In the meantime, the spiders in my house have disappeared as mysteriously as they arrived. This lends credence to both Jim's and Carole's theories below, that a) they were venturing inside in search of moisture because it has been so rainless lately; or b) that something very primal and female-weaver-spirit-ish was trying to make itself known.

I listened to the spiders. I finished one of the ten thousand half-finished knitting projects stuffed behind my shelf, and lo! They are gone. Huzzah.

Plus, summer rain makes me happy. Knitting while it's raining is pure joy, I tell you. It's better than s'mores.

Friday, July 08, 2005

Gertrude decided last night that it was high time she showed everyone the contents of her stomach. Repeatedly. And that is why I have this knot on my head. Because at 2:42 a.m. when one is sleeping on sofa cushions on the floor beside a sick child, and that child suddenly bolts upright screaming, "Mama, PUKE!!!"… well, it is very easy for your feet to become entangled in your blanket while lunging for the trash can. And you can very easily wind up cracking your head on the bed post of child's bed.
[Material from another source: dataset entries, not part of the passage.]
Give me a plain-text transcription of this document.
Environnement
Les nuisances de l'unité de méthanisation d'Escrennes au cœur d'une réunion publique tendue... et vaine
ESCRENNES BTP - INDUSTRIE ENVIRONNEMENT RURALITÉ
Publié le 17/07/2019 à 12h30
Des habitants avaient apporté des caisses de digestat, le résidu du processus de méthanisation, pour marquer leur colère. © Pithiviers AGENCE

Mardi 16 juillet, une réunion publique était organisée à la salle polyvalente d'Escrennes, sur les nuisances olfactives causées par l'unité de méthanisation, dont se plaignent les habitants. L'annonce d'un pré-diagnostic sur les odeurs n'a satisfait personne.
As such, I'm too exhausted to pick up toys strewn about my living room or to fill the dishwasher with virus-contaminated water cups and plates holding crumpled, half-eaten pieces of dry toast.
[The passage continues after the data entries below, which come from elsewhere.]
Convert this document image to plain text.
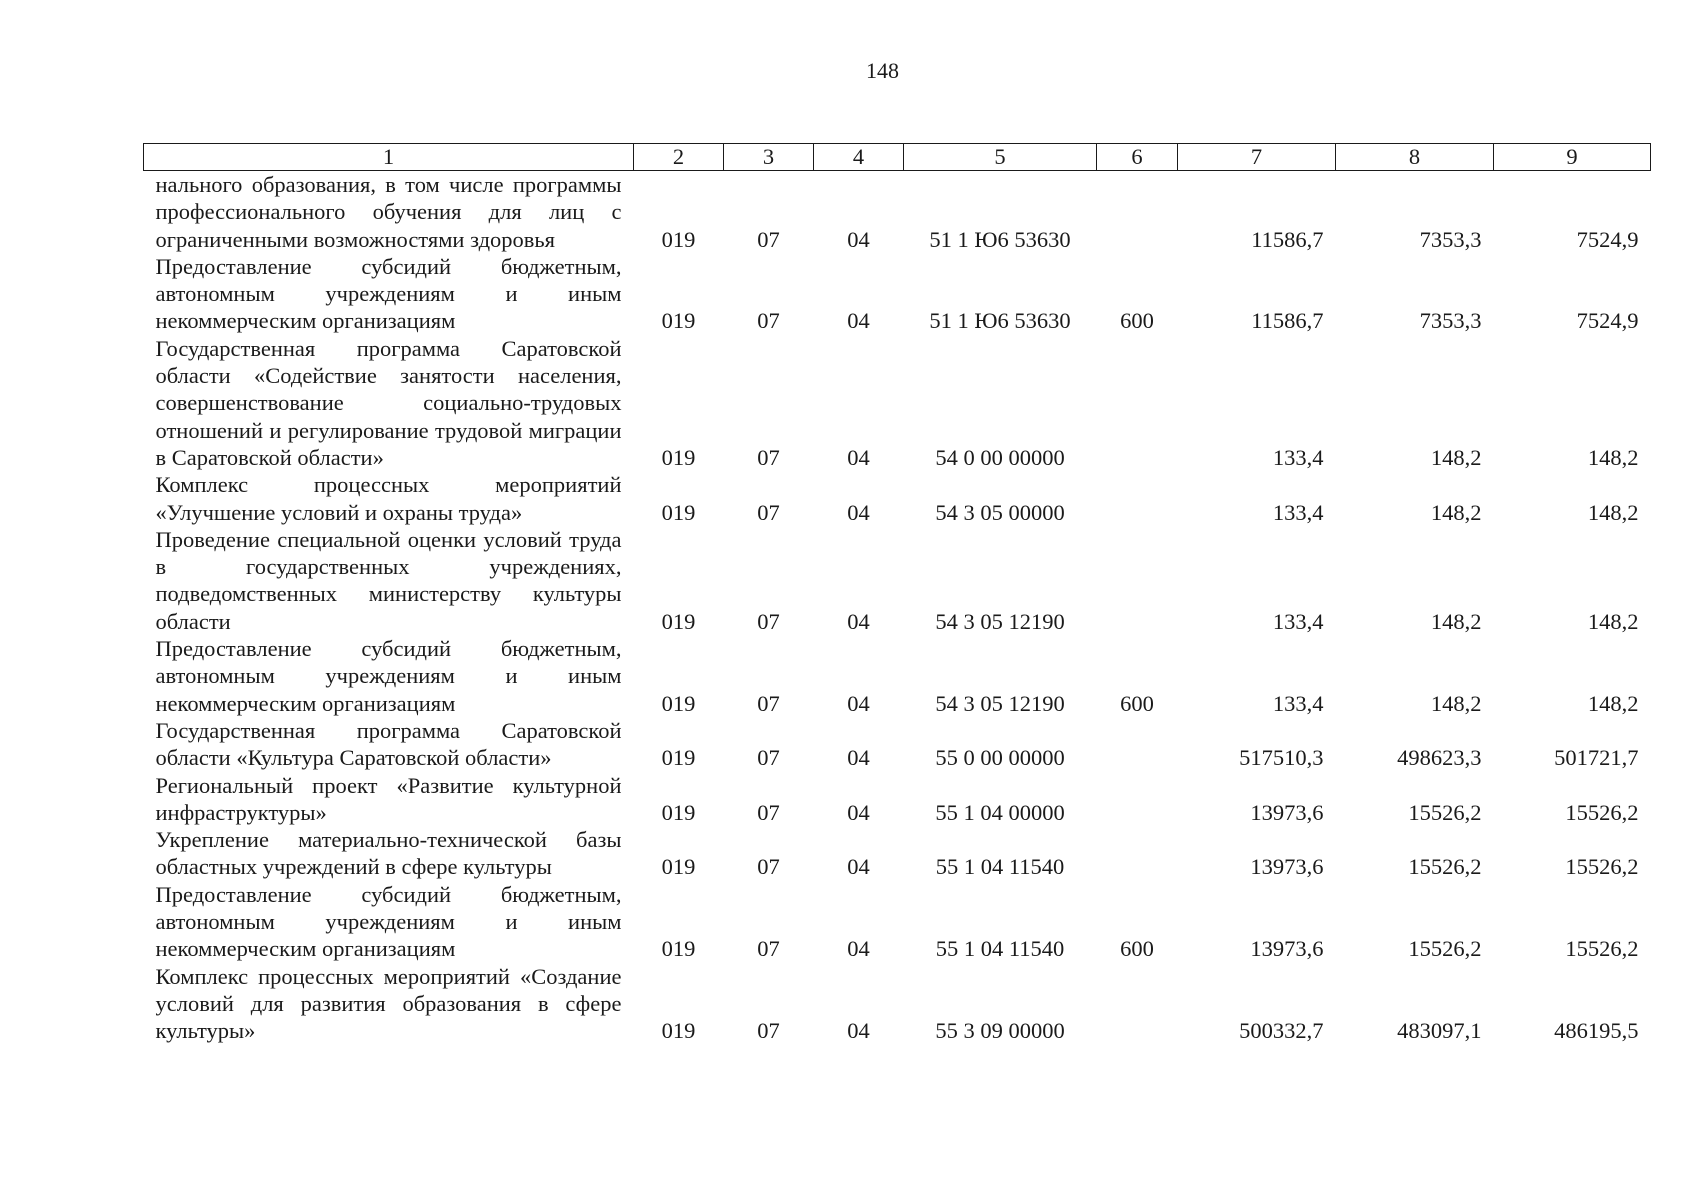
148
1	2	3	4	5	6	7	8	9
нального образования, в том числе программы профессионального обучения для лиц с ограниченными возможностями здоровья	019	07	04	51 1 Ю6 53630		11586,7	7353,3	7524,9
Предоставление субсидий бюджетным, автономным учреждениям и иным некоммерческим организациям	019	07	04	51 1 Ю6 53630	600	11586,7	7353,3	7524,9
Государственная программа Саратовской области «Содействие занятости населения, совершенствование социально-трудовых отношений и регулирование трудовой миграции в Саратовской области»	019	07	04	54 0 00 00000		133,4	148,2	148,2
Комплекс процессных мероприятий «Улучшение условий и охраны труда»	019	07	04	54 3 05 00000		133,4	148,2	148,2
Проведение специальной оценки условий труда в государственных учреждениях, подведомственных министерству культуры области	019	07	04	54 3 05 12190		133,4	148,2	148,2
Предоставление субсидий бюджетным, автономным учреждениям и иным некоммерческим организациям	019	07	04	54 3 05 12190	600	133,4	148,2	148,2
Государственная программа Саратовской области «Культура Саратовской области»	019	07	04	55 0 00 00000		517510,3	498623,3	501721,7
Региональный проект «Развитие культурной инфраструктуры»	019	07	04	55 1 04 00000		13973,6	15526,2	15526,2
Укрепление материально-технической базы областных учреждений в сфере культуры	019	07	04	55 1 04 11540		13973,6	15526,2	15526,2
Предоставление субсидий бюджетным, автономным учреждениям и иным некоммерческим организациям	019	07	04	55 1 04 11540	600	13973,6	15526,2	15526,2
Комплекс процессных мероприятий «Создание условий для развития образования в сфере культуры»	019	07	04	55 3 09 00000		500332,7	483097,1	486195,5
I am not, however, too exhausted to finish eating the entire fruit pizza we had stashed in the freezer. Frozen fruit pizza is even better than fresh fruit pizza. And those frozen strawberries (embedded in frozen cream cheese frosting, atop a frozen sugar cookie crust) have assured me they contain enough super-charged vitamin C to keep a thousand viruses at bay.
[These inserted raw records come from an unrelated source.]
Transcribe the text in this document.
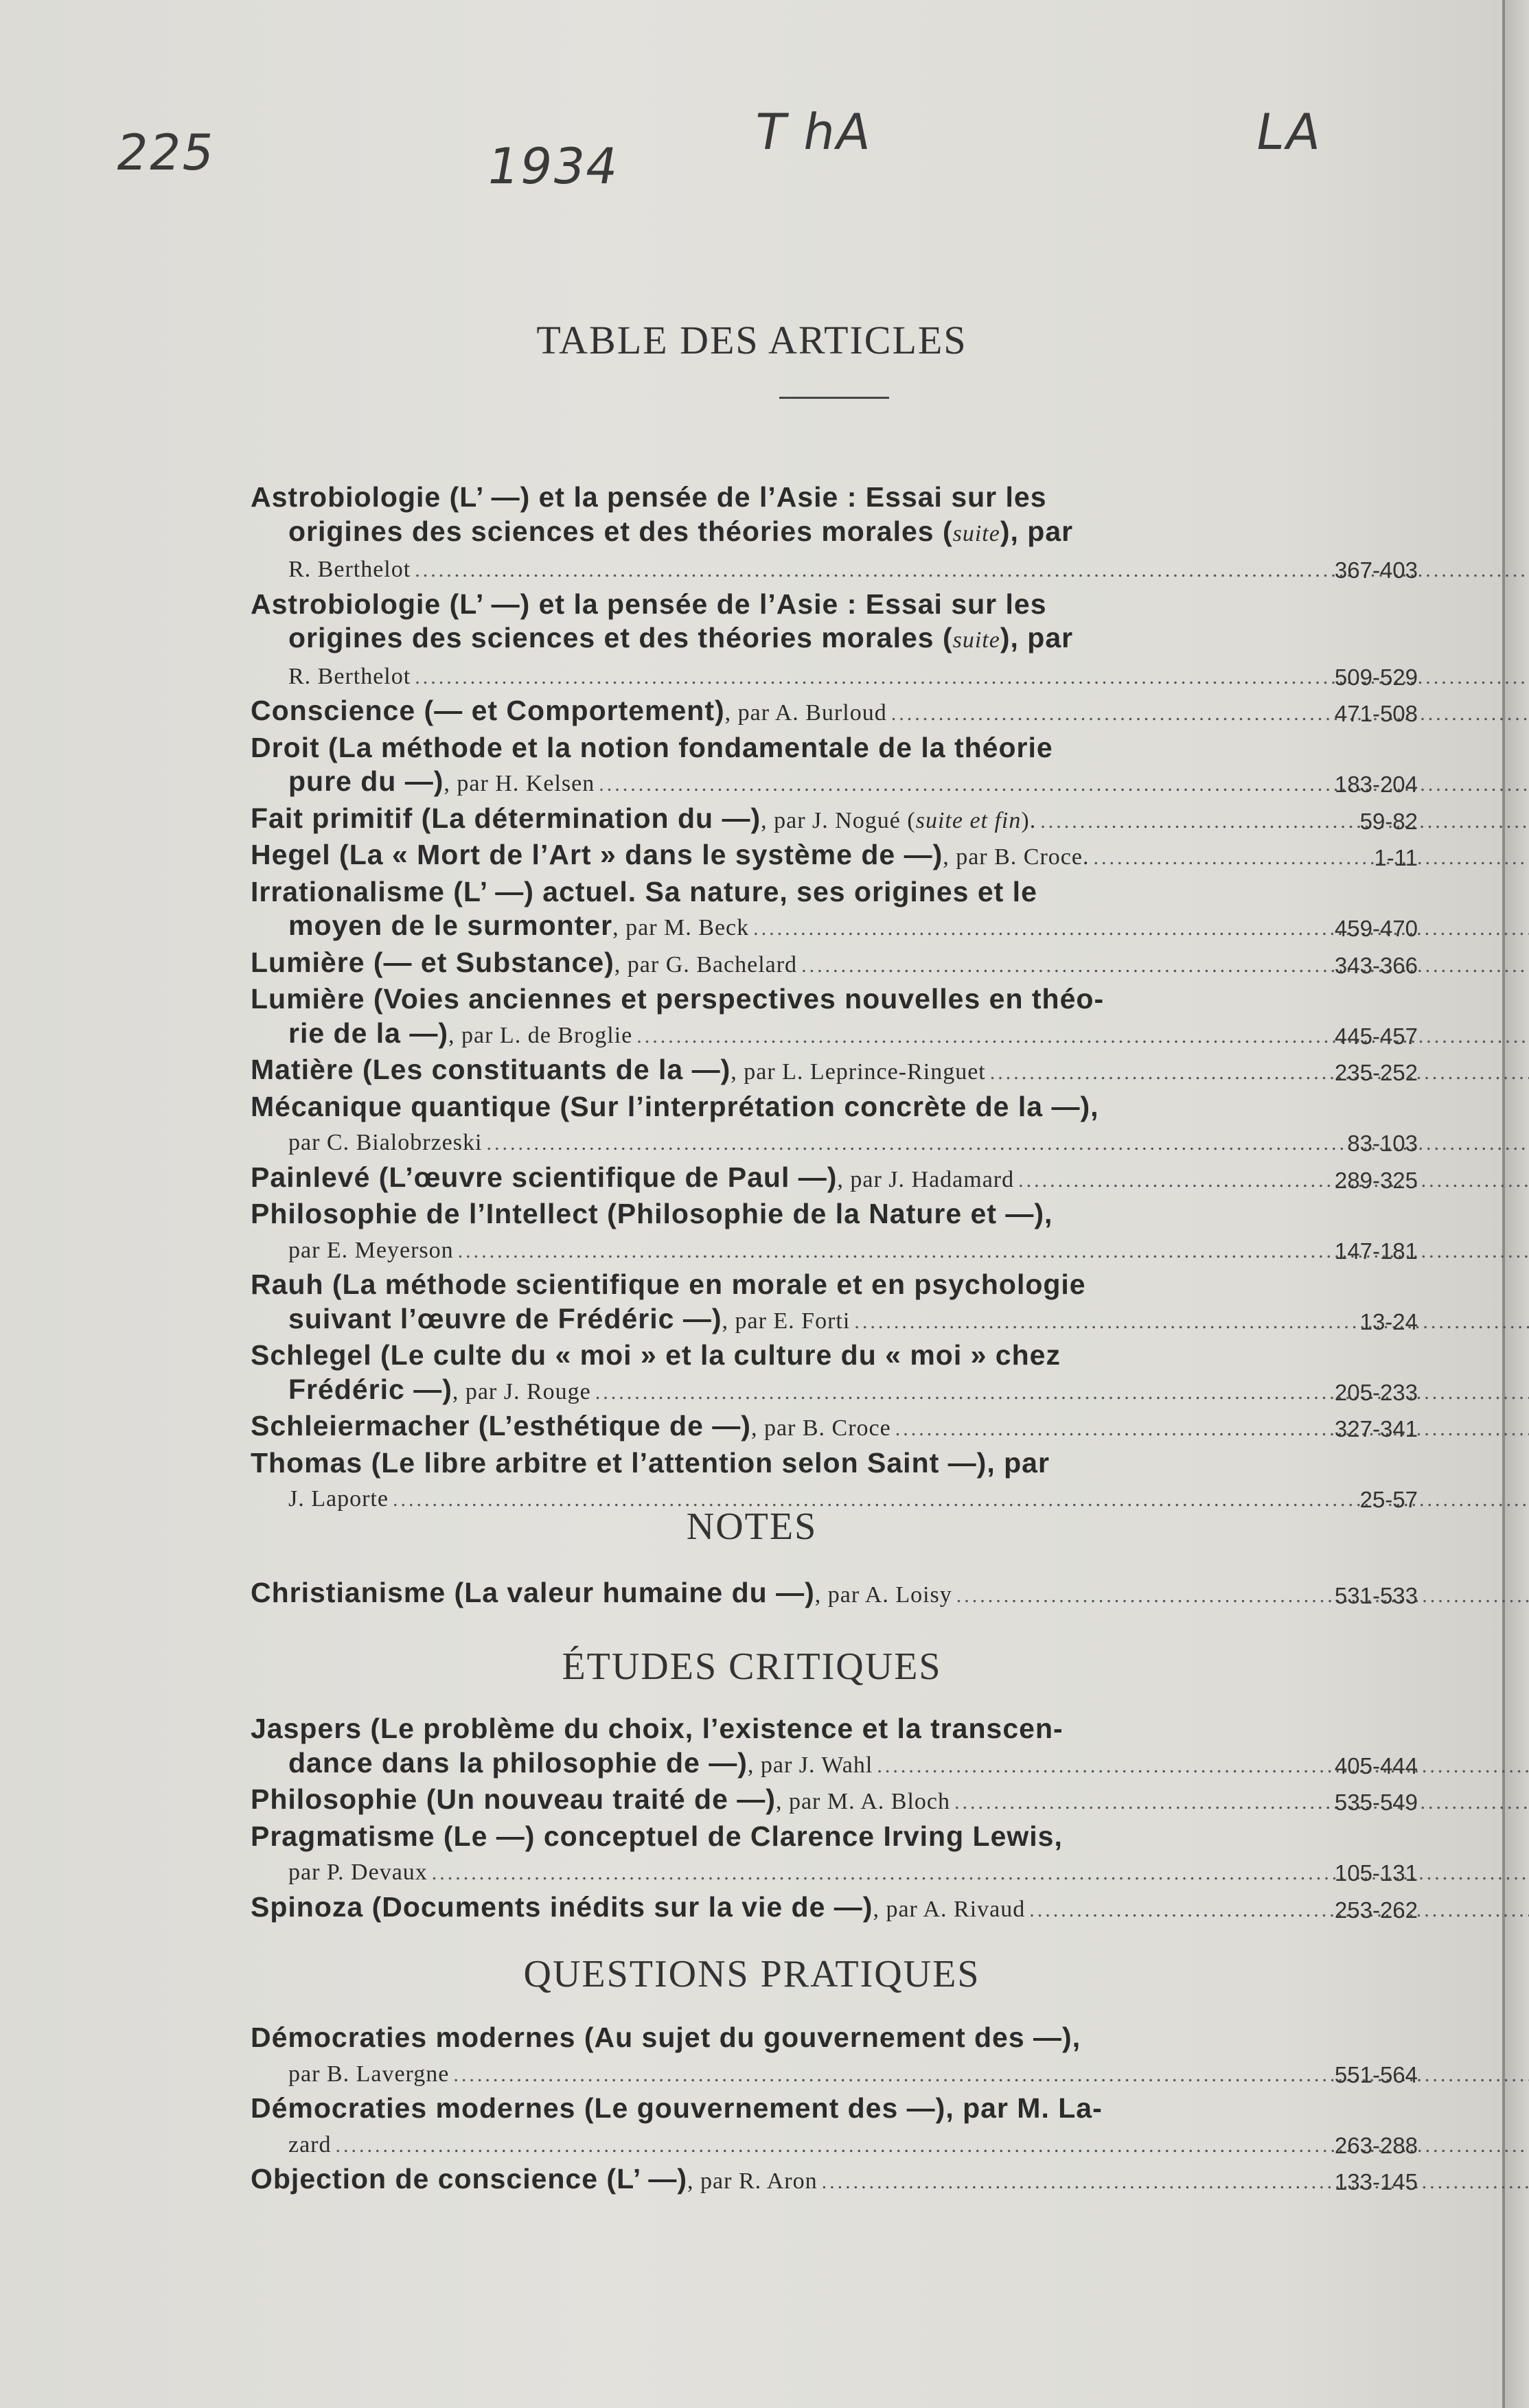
225	1934
T hA	LA
TABLE DES ARTICLES
Astrobiologie (L’ —) et la pensée de l’Asie : Essai sur les
origines des sciences et des théories morales (suite), par
R. Berthelot .....	367-403
Astrobiologie (L’ —) et la pensée de l’Asie : Essai sur les
origines des sciences et des théories morales (suite), par
R. Berthelot .....	509-529
Conscience (— et Comportement), par A. Burloud .....	471-508
Droit (La méthode et la notion fondamentale de la théorie
pure du —), par H. Kelsen .....	183-204
Fait primitif (La détermination du —), par J. Nogué (suite et fin). .....	59-82
Hegel (La « Mort de l’Art » dans le système de —), par B. Croce. .....	1-11
Irrationalisme (L’ —) actuel. Sa nature, ses origines et le
moyen de le surmonter, par M. Beck .....	459-470
Lumière (— et Substance), par G. Bachelard .....	343-366
Lumière (Voies anciennes et perspectives nouvelles en théo-
rie de la —), par L. de Broglie .....	445-457
Matière (Les constituants de la —), par L. Leprince-Ringuet .....	235-252
Mécanique quantique (Sur l’interprétation concrète de la —),
par C. Bialobrzeski .....	83-103
Painlevé (L’œuvre scientifique de Paul —), par J. Hadamard .....	289-325
Philosophie de l’Intellect (Philosophie de la Nature et —),
par E. Meyerson .....	147-181
Rauh (La méthode scientifique en morale et en psychologie
suivant l’œuvre de Frédéric —), par E. Forti .....	13-24
Schlegel (Le culte du « moi » et la culture du « moi » chez
Frédéric —), par J. Rouge .....	205-233
Schleiermacher (L’esthétique de —), par B. Croce .....	327-341
Thomas (Le libre arbitre et l’attention selon Saint —), par
J. Laporte .....	25-57
NOTES
Christianisme (La valeur humaine du —), par A. Loisy .....	531-533
ÉTUDES CRITIQUES
Jaspers (Le problème du choix, l’existence et la transcen-
dance dans la philosophie de —), par J. Wahl .....	405-444
Philosophie (Un nouveau traité de —), par M. A. Bloch .....	535-549
Pragmatisme (Le —) conceptuel de Clarence Irving Lewis,
par P. Devaux .....	105-131
Spinoza (Documents inédits sur la vie de —), par A. Rivaud .....	253-262
QUESTIONS PRATIQUES
Démocraties modernes (Au sujet du gouvernement des —),
par B. Lavergne .....	551-564
Démocraties modernes (Le gouvernement des —), par M. La-
zard .....	263-288
Objection de conscience (L’ —), par R. Aron .....	133-145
So I obviously have nothing to worry about.

Except those really cute size 7 jeans I just bought on clearance. That was stupid, what with fruit pizza in the freezer and all.

Thursday, July 07, 2005

Can someone please explain to me why there are spiders in my house? Big, black, hairy, angry spiders. And they're everywhere, including my bedroom. I'm so freaked out I don't even know what to do.

The irony is, I've never been especially afraid of spiders. I'd rather have spiders in my house than cockroaches. Or flying bugs. Or flying cockroaches. Brrr. I had one of those things find its way into my room when I was a kid, and I'm still traumatized. Even my cat went into hiding from it.

I remember it actually being about as big as the cat.

Anyway, here's a milestone for me:

Socks for Sam

My first sock! It's an actual sock, with a turned heel and a decreased toe and everything. I'm so proud of it.

You'll notice it's toddler-sized, and there's a reason for that. These socks are for Sam, a little handknitted footnote to the Pixie Dust for Sam campaign. He's an adorable two-year-old baby who's about to have a bone marrow transplant, and I figured he could use some warm fuzzies on his tooties. If you want to knit or otherwise make something for Sam, let me know and I'll add it to the package. In addition to the socks, I'm going to send a couple of Sam-sized hats like this one:

Hat for Sam

…and maybe try to knit a toy or two, because we all know how kids love getting socks as gifts. Maybe he can use them as hand puppets.